Монах закончил чтение, и Оттон, зажав бороду в кулак, уставился на посла в ожидании его реакции. Амедей же, услышав заключительную фразу, кивнул головой, как будто ожидал услышать нечто подобное. Он тут же потупил взор, ища ответа. И потому не заметил, как Оттон сделал знак нескольким людям из дальней свиты выдвинуться вперед.

— Я услышал приглашение от Его Святейшества, великий король. Но ваш путь будет идти через владения моего хозяина, короля Беренгария. Давал ли он вам на то свое разрешение?

— Мой путь не затронет владения короля Беренгария.

— Как? Вы намерены отправиться в Рим морем?

— Ничуть. В моих намерениях посетить Тренто, Верону, а затем Равенну, Перуджу и только потом Священный Рим. Какие из упомянутых мной городов принадлежат Беренгарию?

— Равенна и Перуджа, великий король.

— Давно ли? По какому праву? Брат мой, — Оттон вновь обратился к Бруно, — не дарованы ли были эти города Святому престолу франкскими королями Пипином и Карлом Магнусом[11]?

— Именно так, мой господин, — ответил Бруно, — и это право подтверждалось всякий раз, когда новый император получал помазание в Риме.

— Так почему король Беренгарий решил, что он выше закона?

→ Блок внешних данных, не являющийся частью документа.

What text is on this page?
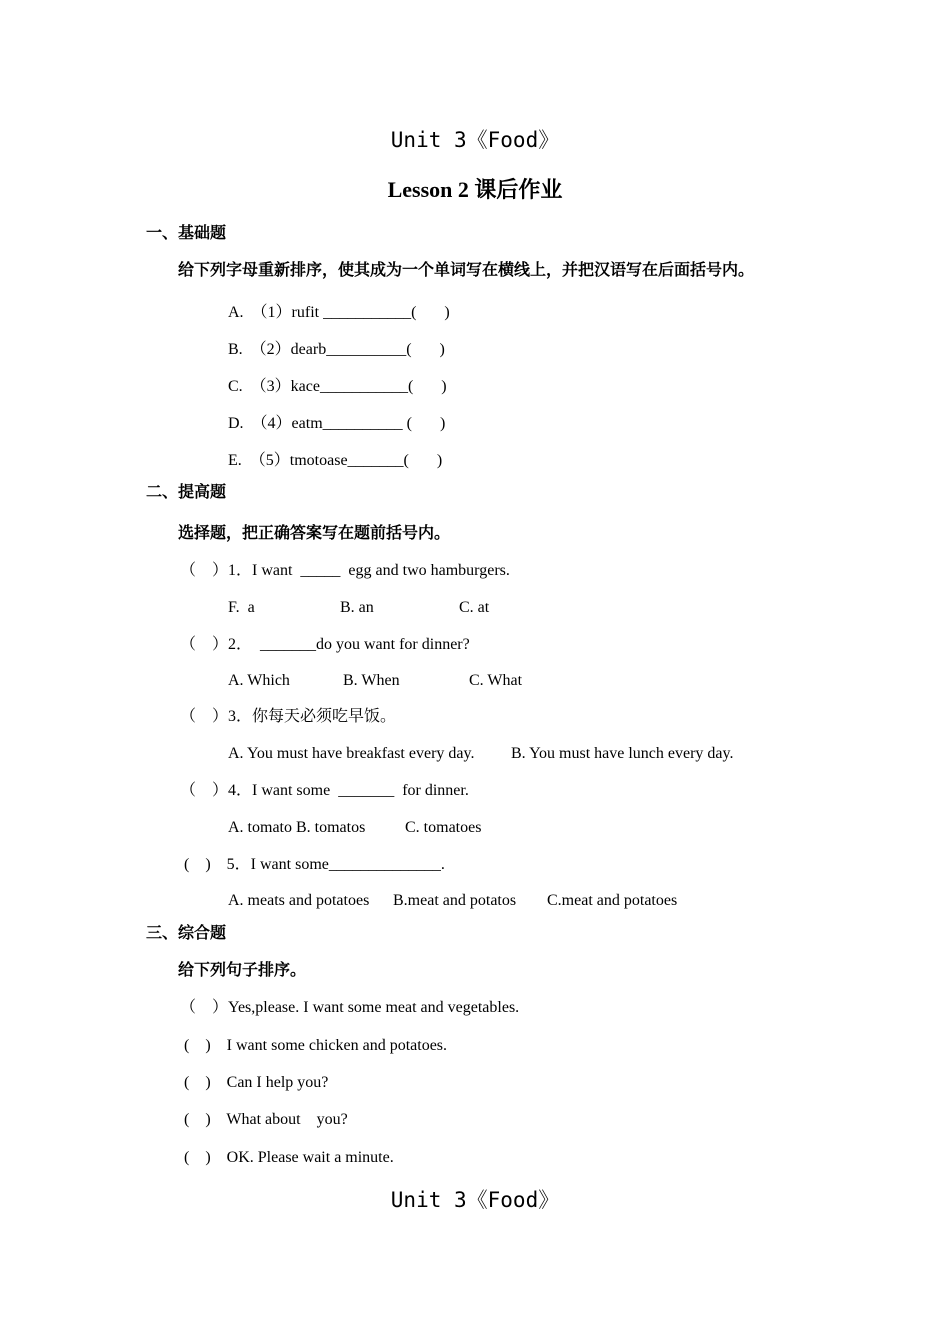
Unit 3《Food》
Lesson 2 课后作业
一、基础题
给下列字母重新排序，使其成为一个单词写在横线上，并把汉语写在后面括号内。
A.  （1）rufit ___________(       )
B.  （2）dearb__________(       )
C.  （3）kace___________(       )
D.  （4）eatm__________ (       )
E.  （5）tmotoase_______(       )
二、提高题
选择题，把正确答案写在题前括号内。
（    ）1．I want  _____  egg and two hamburgers.
F.  a	B. an	C. at
（    ）2．  _______do you want for dinner?
A. Which	B. When	C. What
（    ）3．你每天必须吃早饭。
A. You must have breakfast every day. B. You must have lunch every day.
（    ）4．I want some  _______  for dinner.
A. tomato B. tomatos C. tomatoes
(    )    5．I want some______________.
A. meats and potatoes B.meat and potatos C.meat and potatoes
三、综合题
给下列句子排序。
（    ）Yes,please. I want some meat and vegetables.
(    )    I want some chicken and potatoes.
(    )    Can I help you?
(    )    What about    you?
(    )    OK. Please wait a minute.
Unit 3《Food》
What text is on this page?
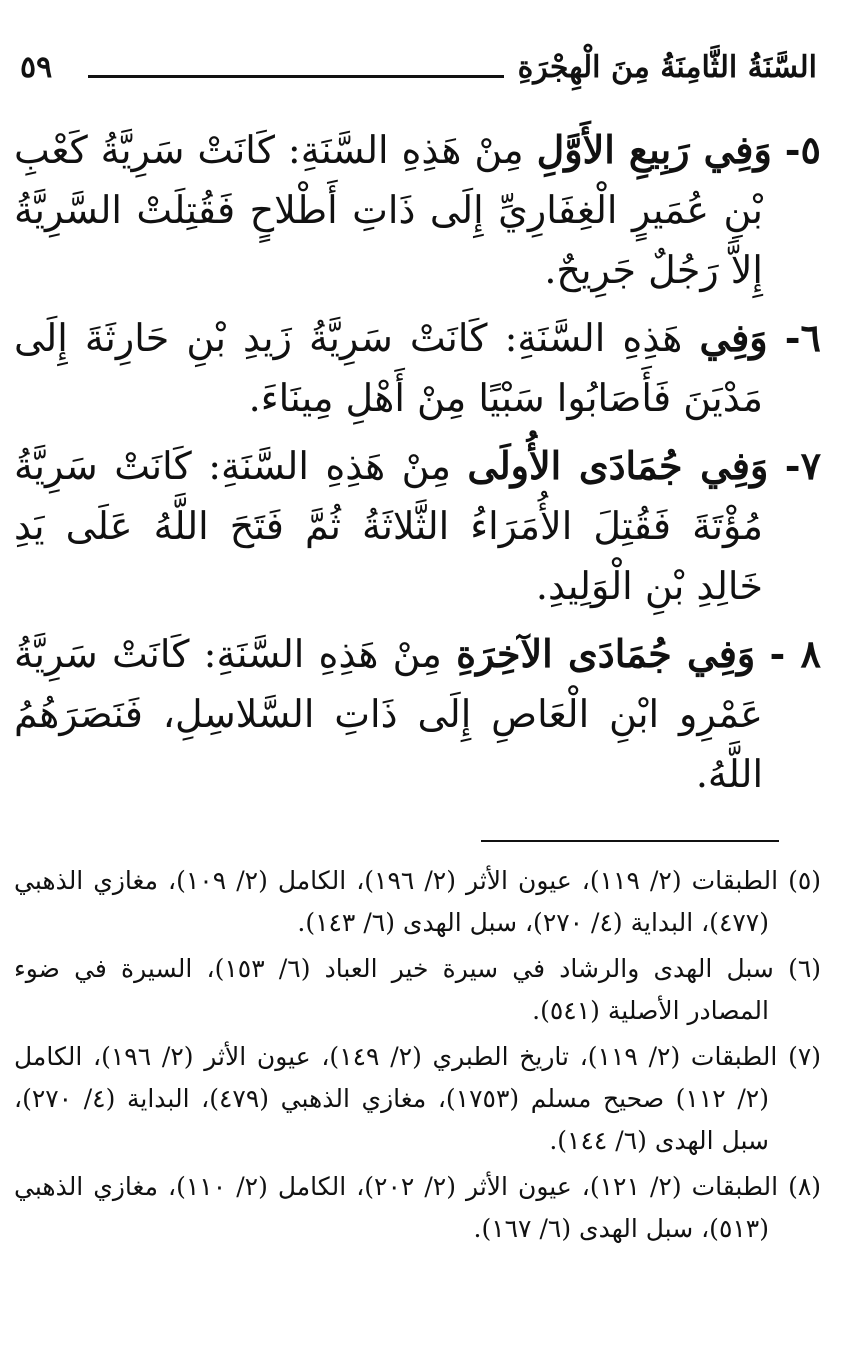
السَّنَةُ الثَّامِنَةُ مِنَ الْهِجْرَةِ
٥٩

٥- وَفِي رَبِيعِ الأَوَّلِ مِنْ هَذِهِ السَّنَةِ: كَانَتْ سَرِيَّةُ كَعْبِ بْنِ عُمَيرٍ الْغِفَارِيِّ إِلَى ذَاتِ أَطْلاحٍ فَقُتِلَتْ السَّرِيَّةُ إِلاَّ رَجُلٌ جَرِيحٌ.

٦- وَفِي هَذِهِ السَّنَةِ: كَانَتْ سَرِيَّةُ زَيدِ بْنِ حَارِثَةَ إِلَى مَدْيَنَ فَأَصَابُوا سَبْيًا مِنْ أَهْلِ مِينَاءَ.

٧- وَفِي جُمَادَى الأُولَى مِنْ هَذِهِ السَّنَةِ: كَانَتْ سَرِيَّةُ مُؤْتَةَ فَقُتِلَ الأُمَرَاءُ الثَّلاثَةُ ثُمَّ فَتَحَ اللَّهُ عَلَى يَدِ خَالِدِ بْنِ الْوَلِيدِ.

٨ - وَفِي جُمَادَى الآخِرَةِ مِنْ هَذِهِ السَّنَةِ: كَانَتْ سَرِيَّةُ عَمْرِو ابْنِ الْعَاصِ إِلَى ذَاتِ السَّلاسِلِ، فَنَصَرَهُمُ اللَّهُ.

(٥) الطبقات (٢/ ١١٩)، عيون الأثر (٢/ ١٩٦)، الكامل (٢/ ١٠٩)، مغازي الذهبي (٤٧٧)، البداية (٤/ ٢٧٠)، سبل الهدى (٦/ ١٤٣).

(٦) سبل الهدى والرشاد في سيرة خير العباد (٦/ ١٥٣)، السيرة في ضوء المصادر الأصلية (٥٤١).

(٧) الطبقات (٢/ ١١٩)، تاريخ الطبري (٢/ ١٤٩)، عيون الأثر (٢/ ١٩٦)، الكامل (٢/ ١١٢) صحيح مسلم (١٧٥٣)، مغازي الذهبي (٤٧٩)، البداية (٤/ ٢٧٠)، سبل الهدى (٦/ ١٤٤).

(٨) الطبقات (٢/ ١٢١)، عيون الأثر (٢/ ٢٠٢)، الكامل (٢/ ١١٠)، مغازي الذهبي (٥١٣)، سبل الهدى (٦/ ١٦٧).
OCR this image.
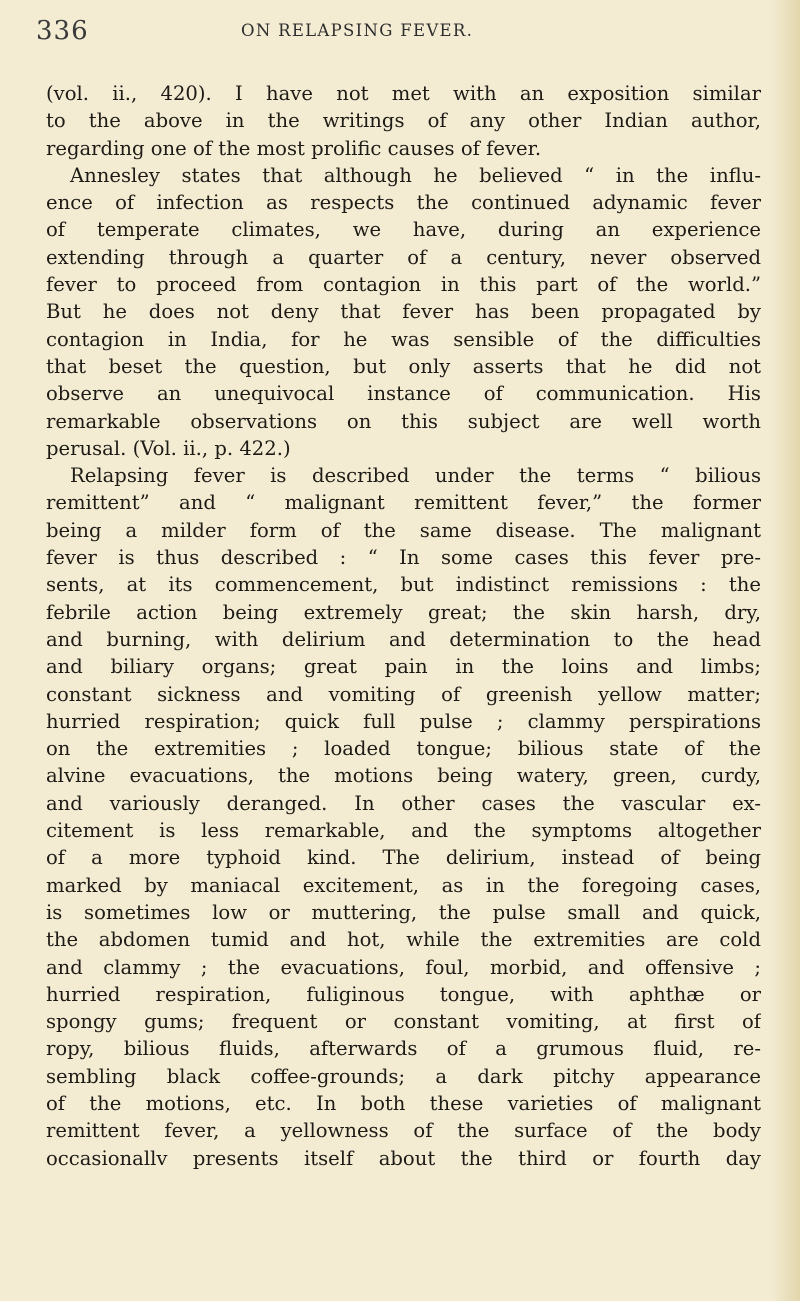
336	ON RELAPSING FEVER.
(vol. ii., 420). I have not met with an exposition similar
to the above in the writings of any other Indian author,
regarding one of the most prolific causes of fever.
Annesley states that although he believed “ in the influ-
ence of infection as respects the continued adynamic fever
of temperate climates, we have, during an experience
extending through a quarter of a century, never observed
fever to proceed from contagion in this part of the world.”
But he does not deny that fever has been propagated by
contagion in India, for he was sensible of the difficulties
that beset the question, but only asserts that he did not
observe an unequivocal instance of communication. His
remarkable observations on this subject are well worth
perusal. (Vol. ii., p. 422.)
Relapsing fever is described under the terms “ bilious
remittent” and “ malignant remittent fever,” the former
being a milder form of the same disease. The malignant
fever is thus described : “ In some cases this fever pre-
sents, at its commencement, but indistinct remissions : the
febrile action being extremely great; the skin harsh, dry,
and burning, with delirium and determination to the head
and biliary organs; great pain in the loins and limbs;
constant sickness and vomiting of greenish yellow matter;
hurried respiration; quick full pulse ; clammy perspirations
on the extremities ; loaded tongue; bilious state of the
alvine evacuations, the motions being watery, green, curdy,
and variously deranged. In other cases the vascular ex-
citement is less remarkable, and the symptoms altogether
of a more typhoid kind. The delirium, instead of being
marked by maniacal excitement, as in the foregoing cases,
is sometimes low or muttering, the pulse small and quick,
the abdomen tumid and hot, while the extremities are cold
and clammy ; the evacuations, foul, morbid, and offensive ;
hurried respiration, fuliginous tongue, with aphthæ or
spongy gums; frequent or constant vomiting, at first of
ropy, bilious fluids, afterwards of a grumous fluid, re-
sembling black coffee-grounds; a dark pitchy appearance
of the motions, etc. In both these varieties of malignant
remittent fever, a yellowness of the surface of the body
occasionallv presents itself about the third or fourth day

Оттон при последней фразе намеренно возвысил голос, и собравшиеся в церкви, отгадав настрой их господина, поддержали его своим ропотом. Наверное, было бы лучше, если бы Амедей оставил слова короля без ответа и поспешил бы бесследно утонуть в толпе. Но инстинкт сохранения, невероятно развитый у Амедея и не раз выручавший его в подобных скользких ситуациях, сегодня, как на грех, беспробудно заснул.

— Мой господин простер руку над этими городами и прилегающими землями, поскольку те нуждались в управлении, какового не было.

— Отчего же? Разве Святой престол какое-то время был вакантным?

— Нет, великий король. Но лицо, занимавшее и по сию пору занимающее Святой престол, неспособно управлять как этими городами, так и прочими, включая сам Рим.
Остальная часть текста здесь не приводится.